España
La nostalgia anticlerical
El anticlericalismo había desaparecido en España desde el final de la Guerra Civil. Durante los primeros veinte años del régimen de Franco, entre 1940 y 1960, no podía haberlo porque se había impuesto un control férreo de la política y la cultura que exaltaba lo que se llamó el nacionalcatolicismo, una fantasía ideológica que identificaba España, su unidad, su historia y su pervivencia con la fe católica. El nacionalcatolicismo se entiende un poco mejor si se tiene en cuenta la brutalidad del anticlericalismo republicano. Exacerbado ya a principios del siglo XX, este anticlericalismo llegó a su colmo en los años treinta, cuando la Segunda República debutó con la quema de conventos y luego, durante la Guerra Civil, prohibió el culto cristiano, aunque no impidió la muerte de unas 7.000 personas por el solo hecho de ser católicas, ni la destrucción de innumerables edificios y obras de arte cristianas, entre ellas las maquetas de la Sagrada Familia diseñadas por Gaudí y todas –todas, sin excepción– las iglesias de Barcelona: sólo se salvaron la catedral y parte de la nueva basílica.
A partir del Concilio Vaticano II, el nacionalcatolicismo no tenía ninguna posibilidad de sobrevivir. Así es como la Iglesia católica, que acompañó al movimiento de perdón colectivo e individual que rescató a nuestro país del abismo en que habíamos caído en los años treinta, propició la Transición. La Monarquía parlamentaria, desde entonces, ha hecho posible una sociedad donde la fe y la Iglesia católica, tan importantes en nuestra cultura, han convivido sin problemas con una sociedad pluralista y liberal. Quizás lo más sorprendente de todo ha sido ver cómo se ha producido un proceso rápido de secularización sin que la Iglesia católica ni la religión hayan perdido relevancia en la sociedad. No todos los españoles acuden regularmente a misa, pero en su mayoría siguen considerándose católicos, como católicas son buena parte de nuestras costumbres, y católicas son muchas de las instituciones que más valoramos, ya sean colegios, universidades, medios de comunicación o instituciones de caridad y de ayuda.
Este equilibrio se ha roto, como bien ha apuntado el papa Benedicto XVI, aunque no lo haya hecho, evidentemente, como una vuelta a la brutalidad del primer tercio del siglo XX. El protagonista de esta ruptura se llama Rodríguez Zapatero. El líder socialista ha resucitado los rescoldos de una política característica de los países del sur de Europa, incluida Francia, de donde nos viene la palabra «anticlericalismo». El anticlericalismo es, efectivamente, una táctica política que consiste en utilizar el recelo ante el posible poder de la Iglesia católica como una forma de movilizar a los propios partidarios y avanzar en la realización de un programa político.
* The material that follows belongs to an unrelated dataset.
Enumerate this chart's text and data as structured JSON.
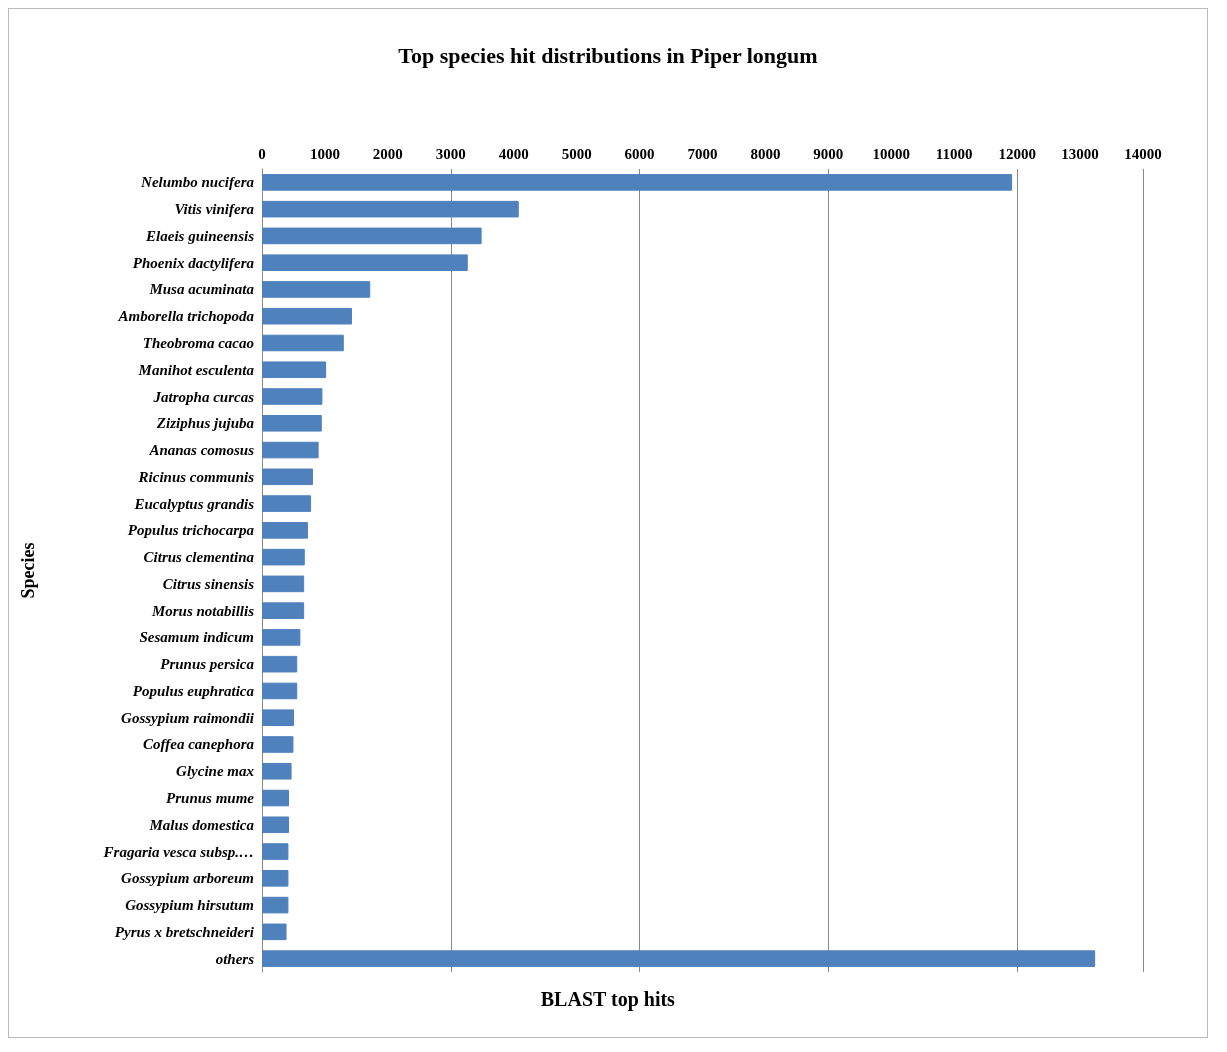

Los poderosos agitan el fantasma de una Iglesia ultramontana y reaccionaria –un fantasma siempre bienvenido por mentes infantiles, algo primitivas– para suplir alguna carencia: referencias ideológicas que han desaparecido, frustraciones sentimentales y contradicciones vitales, coaliciones sociales rotas, horizonte político poco brillante. Rodríguez Zapatero lo ha utilizado también como una pieza más de su proyecto de desmontaje de la democracia liberal tal como surgió de los pactos de la Transición.
No se puede vivir al margen
Este arcaísmo responde además a una situación nueva. Ya no estamos en los tiempos en los que el proyecto de la modernidad se oponía a la religión y la modernización era sinónimo de secularización. Al revés, es evidente que el catolicismo, como todas las confesiones religiosas, está llamado a tener una importancia renovada en un mundo que, sin volver a estar imbuido de religiosidad, no puede tampoco vivir al margen del hecho religioso, fundador de la vida social.
El cristianismo, que contribuyó como nadie a la cultura liberal que hoy es la nuestra, está en el núcleo mismo de esta situación en la que la religión forma parte esencial de la modernidad. El anticlericalismo de Rodríguez Zapatero es por tanto un reflejo nostálgico de otros tiempos, una mirada hacia atrás, simplificadora y dogmática, como la que reconstruye la «memoria histórica», para no enfrentarse a una realidad más compleja, más matizada y más actual. Más espiritual, también, aunque no les guste a los bárbaros de siempre.